Following last week’s class action lawsuit against five banks accused of aiding payday loan companies, a new suit was filed Friday in Pennsylvania against three banks – including, once more, BMO Harris Bank NA.
Payday loan companies often charge triple-digit interest rates.
Last week’s proposed class action lawsuit was filed over allegations that the banks are aiding payday loan companies by providing access to payment processing systems - despite the fact that several states have banned the practice of offering payday loans entirely. Friday’s newly filed case against North American Banking Co., First International Bank & Trust, and BMO Harris Bank NA alleges that the banks shared access to the Automatic Clearing House network with payday loan companies, allowing the companies to debit loan payments from customers’ accounts. The suit alleges that, by doing so, the banks allowed payday loan companies to operate within the state even though payday loan companies are banned in Pennsylvania. Automatic Clearing House is one of the most widely used payment processing companies in the United States.
Payday loans are expressly prohibited in three states – New York, New Jersey and Arkansas – and are de facto illegal due to legislation in Arizona, Connecticut, Maryland, Massachusetts, North Carolina, Pennsylvania, Vermont, West Virginia and the District of Columbia. Five additional states – Oregon, New Hampshire, Ohio, Montana, Colorado and Maine - regulate the practice by limiting interest rates while the remaining thirty-two states have no restrictions on high-interest loan companies. Payday loan companies often charge triple-digit interest rates.

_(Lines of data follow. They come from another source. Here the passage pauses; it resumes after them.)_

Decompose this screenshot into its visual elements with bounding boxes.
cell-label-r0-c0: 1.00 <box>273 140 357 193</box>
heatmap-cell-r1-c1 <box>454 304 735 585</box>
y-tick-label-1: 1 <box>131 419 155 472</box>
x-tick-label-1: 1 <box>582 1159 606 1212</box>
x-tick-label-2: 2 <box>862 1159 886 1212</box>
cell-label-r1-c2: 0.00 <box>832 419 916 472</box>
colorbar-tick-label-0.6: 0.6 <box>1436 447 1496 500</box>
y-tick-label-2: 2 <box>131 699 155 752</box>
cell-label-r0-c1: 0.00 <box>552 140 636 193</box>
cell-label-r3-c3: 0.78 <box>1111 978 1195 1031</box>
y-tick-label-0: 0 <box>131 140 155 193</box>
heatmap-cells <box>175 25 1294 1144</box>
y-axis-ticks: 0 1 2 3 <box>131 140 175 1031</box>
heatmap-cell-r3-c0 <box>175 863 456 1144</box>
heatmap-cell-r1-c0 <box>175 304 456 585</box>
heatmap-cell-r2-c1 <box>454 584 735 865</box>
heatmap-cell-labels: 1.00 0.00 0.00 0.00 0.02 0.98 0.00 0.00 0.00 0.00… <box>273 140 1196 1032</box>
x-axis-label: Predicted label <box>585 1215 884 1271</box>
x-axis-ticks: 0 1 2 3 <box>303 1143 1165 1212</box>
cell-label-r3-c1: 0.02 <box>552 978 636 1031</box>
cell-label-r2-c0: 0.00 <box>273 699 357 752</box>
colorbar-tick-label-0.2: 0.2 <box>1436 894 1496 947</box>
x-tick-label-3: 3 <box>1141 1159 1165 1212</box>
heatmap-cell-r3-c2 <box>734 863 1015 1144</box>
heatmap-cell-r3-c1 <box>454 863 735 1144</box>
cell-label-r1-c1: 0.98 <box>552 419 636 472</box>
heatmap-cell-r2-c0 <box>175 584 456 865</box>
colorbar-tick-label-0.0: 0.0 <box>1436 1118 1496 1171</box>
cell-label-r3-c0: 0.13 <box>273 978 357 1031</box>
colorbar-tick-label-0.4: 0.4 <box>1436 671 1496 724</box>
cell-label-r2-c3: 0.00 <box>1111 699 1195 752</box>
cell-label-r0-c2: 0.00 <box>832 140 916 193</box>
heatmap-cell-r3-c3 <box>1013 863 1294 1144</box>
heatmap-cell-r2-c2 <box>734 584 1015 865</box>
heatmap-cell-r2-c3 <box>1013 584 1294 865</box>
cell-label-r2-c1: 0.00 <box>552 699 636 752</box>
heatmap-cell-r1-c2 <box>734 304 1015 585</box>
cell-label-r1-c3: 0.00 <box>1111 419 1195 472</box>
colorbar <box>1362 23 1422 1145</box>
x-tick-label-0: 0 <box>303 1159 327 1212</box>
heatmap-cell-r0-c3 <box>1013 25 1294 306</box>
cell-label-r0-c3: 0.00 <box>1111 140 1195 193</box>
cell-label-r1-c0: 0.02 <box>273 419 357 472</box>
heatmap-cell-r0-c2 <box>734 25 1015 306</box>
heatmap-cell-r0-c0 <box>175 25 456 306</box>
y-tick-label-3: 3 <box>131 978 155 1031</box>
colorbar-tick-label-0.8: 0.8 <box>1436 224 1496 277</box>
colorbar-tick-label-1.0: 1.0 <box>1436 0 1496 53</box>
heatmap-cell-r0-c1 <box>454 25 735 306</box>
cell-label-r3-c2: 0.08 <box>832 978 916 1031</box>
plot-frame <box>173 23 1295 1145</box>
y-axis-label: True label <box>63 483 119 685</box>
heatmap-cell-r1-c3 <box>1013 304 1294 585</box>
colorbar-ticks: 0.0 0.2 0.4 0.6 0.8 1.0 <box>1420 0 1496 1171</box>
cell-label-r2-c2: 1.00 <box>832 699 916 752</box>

As states move to regulate or ban payday loan companies, the industry has moved increasingly online, making it harder for individual state laws to be enforced. The recent lawsuits have been filed against banks that are registered in states where payday loans are illegal. In both Friday’s and last Monday’s lawsuits, the banks are accused of providing payday loan companies access to the ACH payment processing systems, allowing the companies to automatically take loan payments from users’ accounts.
The plaintiff in the Pennsylvania lawsuit, Patricia Booth, claims in the complaint that payments made to payday loans companies from her bank account would not have been possible without the banks’ permission to access the ACH network. Booth has taken out three separate high-interest loans and the payments for these are now being debited from her account.
The suit seeks to certify a class membership of borrowers with a sub-class of Pennsylvania borrowers, and is being heard in the U.S. District Court for the Eastern District of Pennsylvania.